Questa forma di democrazia diretta sarebbe impensabile ai giorni nostri. Gli abitanti erano suddivisi in Antichi Originari e Forestieri: solo i primi avevano diritto di godere dei beni comuni o indivisi della comunità. Ciò fa pensare che l’origine delle Vicinìe, che si costituirono in epoca comunale, dopo l’XI o XII secolo, possa derivare dalla cultura giuridica longobarda che prevedeva anche la proprietà comune dei beni goduti in modo indiviso.
La suddivisione degli abitanti in Originari e Forestieri fu fonte, nel corso dei secoli, di numerose
controversie derivanti dagli abusi commessi dagli originari nei confronti dei forestieri.

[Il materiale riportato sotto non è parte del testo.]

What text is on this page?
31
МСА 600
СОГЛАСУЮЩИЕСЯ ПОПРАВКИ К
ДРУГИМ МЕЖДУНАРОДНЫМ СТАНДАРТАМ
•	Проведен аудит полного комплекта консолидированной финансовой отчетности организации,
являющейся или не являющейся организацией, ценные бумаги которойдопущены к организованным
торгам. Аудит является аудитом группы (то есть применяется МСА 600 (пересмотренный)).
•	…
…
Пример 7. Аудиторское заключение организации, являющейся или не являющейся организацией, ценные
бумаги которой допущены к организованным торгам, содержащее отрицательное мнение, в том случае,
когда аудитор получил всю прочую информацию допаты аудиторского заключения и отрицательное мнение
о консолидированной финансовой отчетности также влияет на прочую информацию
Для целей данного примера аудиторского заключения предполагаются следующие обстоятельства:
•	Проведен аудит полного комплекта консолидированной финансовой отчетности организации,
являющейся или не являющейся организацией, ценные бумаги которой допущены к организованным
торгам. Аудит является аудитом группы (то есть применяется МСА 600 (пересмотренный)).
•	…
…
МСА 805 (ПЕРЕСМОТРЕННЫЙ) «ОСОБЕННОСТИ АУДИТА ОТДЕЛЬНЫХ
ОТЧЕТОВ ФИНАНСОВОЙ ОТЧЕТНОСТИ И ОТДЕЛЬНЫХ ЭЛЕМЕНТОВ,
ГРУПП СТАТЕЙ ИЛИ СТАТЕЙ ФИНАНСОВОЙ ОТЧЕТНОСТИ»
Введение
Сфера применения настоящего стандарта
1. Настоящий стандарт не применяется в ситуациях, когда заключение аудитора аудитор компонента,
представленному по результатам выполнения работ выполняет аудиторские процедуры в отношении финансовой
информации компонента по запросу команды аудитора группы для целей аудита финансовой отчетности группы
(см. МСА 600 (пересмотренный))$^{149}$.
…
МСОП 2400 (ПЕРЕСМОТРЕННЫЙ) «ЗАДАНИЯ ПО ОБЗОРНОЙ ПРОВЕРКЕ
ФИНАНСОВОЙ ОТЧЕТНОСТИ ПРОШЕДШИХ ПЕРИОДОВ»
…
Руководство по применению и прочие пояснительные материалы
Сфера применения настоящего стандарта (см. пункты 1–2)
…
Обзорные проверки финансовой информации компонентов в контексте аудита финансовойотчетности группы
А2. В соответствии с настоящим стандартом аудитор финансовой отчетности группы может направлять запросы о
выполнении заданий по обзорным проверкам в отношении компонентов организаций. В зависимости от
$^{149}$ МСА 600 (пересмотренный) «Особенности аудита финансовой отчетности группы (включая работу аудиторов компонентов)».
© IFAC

La Repubblica di Venezia considerò Originarie tutte le famiglie che trovò già radicate in una certa comunità.
Per ottenere lo status di Antico Originario veniva solitamente richiesta alla famiglia una residenza in paese di almeno 50 anni, il voto favorevole del consiglio dei capifamiglia, eventuali benemerenze ed il pagamento di una tassa.
La Vicinìa dispose, fino alla venuta di Napoleone Bonaparte, oltre alla propria sede in contrada della Piazza, vicino all’antica canonica (ora proprietà Loda), di 40 piò circa di bosco, detto dell'Ughel, della beccarla e dell’osteria in località Fantasina, la cui gestione veniva periodicamente messa all’asta, e della casa con osteria vicino al Santuario della Stella.
La Vicinìa veniva convocata, su ordine del Console, con il suono della campana, almeno una volta all’anno o quando vi fossero questioni o problemi da discutere, deliberava a maggioranza e le sue decisioni erano valide purché alle riunioni fossero presenti almeno due terzi dei capi-famiglia con età superiore ai 25 anni.
Si votava utilizzando “balle” (o balote), di solito bianche e nere (o rosse), da depositare in apposite urne per indicare il voto favorevole o contrario alle proposte formulate.
Le sue decisioni erano indiscutibili e provvedeva anche ad imporre e riscuotere dazi, a ripartire le tasse o taglie, imposte dalle autorità superiori, a regolamentare l’uso dei beni comuni (boschi, pascoli, terreni, acque, immobili, ecc.), a redigere ed approvare i catasti e gli estimi sulla base dei quali venivano fissate imposte e tasse.
Nel 1769 la Repubblica di Venezia decise di abolire la distinzione tra Antichi Originari e Forestieri, ma di fatto non ci riuscì e si dovette attendere il 1797 per vederla realizzata quando subentrarono, per pochi anni, le istituzioni napoleoniche molto democratiche di nome, ma poco di fatto.
I cittadini potevano quindi partecipare all’amministrazione locale, ma per gli stati, di tipo assoluto, quindi governati da un sovrano con ministri da lui scelti, non era prevista alcuna partecipazione dei cittadini.


Cesare Bertulli - Fiorenza Marchesani Tonoli

 

(continua)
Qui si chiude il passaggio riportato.